The second disadvantage of FCEVs is well-to-wheel efficiency. According to CleanTechnica, BEVs have an energy efficiency of 73%. By comparison, FCEVs have an energy efficiency of 22% — at least still better than ICEs at 13%. The largest sources of FCEV efficiency loss are during electrolysis to produce the hydrogen, transport and distribution of the hydrogen, and during hydrogen to electricity conversion within the vehicle. BEVs have fewer energy conversion steps as electricity is directly distributed to a car through wires, and do not require re-converting hydrogen into electricity. As a result, BEVs are much more energy efficient.

What can we expect for FCEV adoption?

Adoption today in the U.S. is extremely low. According to Automotive Logistics, FCEVs made up ~0.02% of global powertrains. Growth of FCEVs is expected to be +30% p.a. — but even so, they are only forecasted to be ~1% of global powertrains in 2030.

Growth in FCEV penetration will be driven by lowering costs, supported by regulation. Deloitte expects the total cost of ownership for FCEVs to be less than BEVs by 2026, and less than ICEs by 2027. This forecast is based on expected decreases in fuel cell cost with technological development and economies of scale. This is also based on assuming that the cost of hydrogen will decrease, as renewable energy begins to account for more hydrogen production, and more distribution infrastructure is built out.

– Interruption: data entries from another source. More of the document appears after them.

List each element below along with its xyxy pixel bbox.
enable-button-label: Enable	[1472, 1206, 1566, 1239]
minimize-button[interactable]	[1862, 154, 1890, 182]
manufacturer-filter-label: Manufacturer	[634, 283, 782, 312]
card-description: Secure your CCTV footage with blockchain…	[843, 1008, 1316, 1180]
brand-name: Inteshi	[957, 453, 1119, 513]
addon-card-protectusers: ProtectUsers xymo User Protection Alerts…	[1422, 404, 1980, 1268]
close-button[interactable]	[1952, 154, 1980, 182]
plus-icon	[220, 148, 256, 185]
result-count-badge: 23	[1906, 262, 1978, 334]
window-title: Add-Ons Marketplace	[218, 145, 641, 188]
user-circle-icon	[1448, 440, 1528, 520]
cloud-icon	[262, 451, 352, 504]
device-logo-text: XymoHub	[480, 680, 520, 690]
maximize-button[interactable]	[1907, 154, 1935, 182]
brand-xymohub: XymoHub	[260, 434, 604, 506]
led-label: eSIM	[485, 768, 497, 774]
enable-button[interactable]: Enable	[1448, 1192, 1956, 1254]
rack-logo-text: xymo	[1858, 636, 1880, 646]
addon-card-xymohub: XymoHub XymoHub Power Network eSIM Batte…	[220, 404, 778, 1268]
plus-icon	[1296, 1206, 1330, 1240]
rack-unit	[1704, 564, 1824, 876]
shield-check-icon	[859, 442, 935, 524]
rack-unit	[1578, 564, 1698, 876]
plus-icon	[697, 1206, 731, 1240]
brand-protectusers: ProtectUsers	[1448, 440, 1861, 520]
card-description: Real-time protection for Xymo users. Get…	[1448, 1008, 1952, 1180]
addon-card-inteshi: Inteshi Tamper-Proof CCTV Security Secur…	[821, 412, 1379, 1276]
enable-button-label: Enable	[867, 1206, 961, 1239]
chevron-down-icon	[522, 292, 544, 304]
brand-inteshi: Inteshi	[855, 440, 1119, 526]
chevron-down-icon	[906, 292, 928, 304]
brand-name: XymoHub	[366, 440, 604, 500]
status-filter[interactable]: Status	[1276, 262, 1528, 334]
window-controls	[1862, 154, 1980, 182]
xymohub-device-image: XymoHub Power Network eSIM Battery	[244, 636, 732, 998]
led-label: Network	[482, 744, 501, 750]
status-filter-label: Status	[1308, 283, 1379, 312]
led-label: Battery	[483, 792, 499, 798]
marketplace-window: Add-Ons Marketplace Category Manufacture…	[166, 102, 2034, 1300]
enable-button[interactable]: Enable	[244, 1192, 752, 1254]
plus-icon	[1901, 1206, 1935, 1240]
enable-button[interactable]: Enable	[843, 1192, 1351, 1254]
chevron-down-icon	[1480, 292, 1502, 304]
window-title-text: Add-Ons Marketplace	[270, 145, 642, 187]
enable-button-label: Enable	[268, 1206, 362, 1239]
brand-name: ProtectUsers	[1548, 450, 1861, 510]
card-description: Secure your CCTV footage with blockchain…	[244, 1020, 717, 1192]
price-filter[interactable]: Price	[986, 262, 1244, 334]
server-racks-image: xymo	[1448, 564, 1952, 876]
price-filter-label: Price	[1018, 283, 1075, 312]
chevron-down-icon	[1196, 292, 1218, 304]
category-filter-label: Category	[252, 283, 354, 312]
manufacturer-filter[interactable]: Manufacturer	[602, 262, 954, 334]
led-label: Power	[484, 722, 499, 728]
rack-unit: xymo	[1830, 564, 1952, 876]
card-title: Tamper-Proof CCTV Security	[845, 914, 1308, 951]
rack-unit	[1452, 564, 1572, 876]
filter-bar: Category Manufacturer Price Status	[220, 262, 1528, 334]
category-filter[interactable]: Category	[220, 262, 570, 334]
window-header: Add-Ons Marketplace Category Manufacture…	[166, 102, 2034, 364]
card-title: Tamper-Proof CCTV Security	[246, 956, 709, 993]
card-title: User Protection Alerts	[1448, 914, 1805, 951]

Regulation is expected to contribute to the development of FCEV infrastructure, which drives lower cost as well as greater ease of use. In the U.S., the DOE launched H2USA, a public-private partnership focused on developing hydrogen infrastructure. In 2019, the U.S. announced up to $31 million of funding to support hydrogen production and distribution innovation. The California Fuel Cell Partnership has set a target for 1000 hydrogen refueling stations by 2030, and 1M FCEVs on the road in the same timeframe.

However, in the years ahead, FCEV penetration will likely still face key challenges that will keep them behind BEVs. In addition to the fundamental energy efficiency disadvantage mentioned above, FCEVs have seen less OEM investment, while BEVs have a first-mover advantage. In the U.S., there are only a few FCEV models currently available — the Toyota Mirai, Honda Clarity, Hyundai Tucson, and Hyundai Nexo. With other major OEMs such as Volkswagen publicly decrying FCEVs, investment will likely continue to be more limited vs. BEVs in the coming few years.

In general, the consensus view on FCEVs seems to be that they will find a niche in large commercial vehicles, buses, and forklifts. Barring any drastic technological developments that improve energy efficiency and the cost of hydrogen, there is little expectation that FCEVs will become a significant part of the passenger vehicle fleet.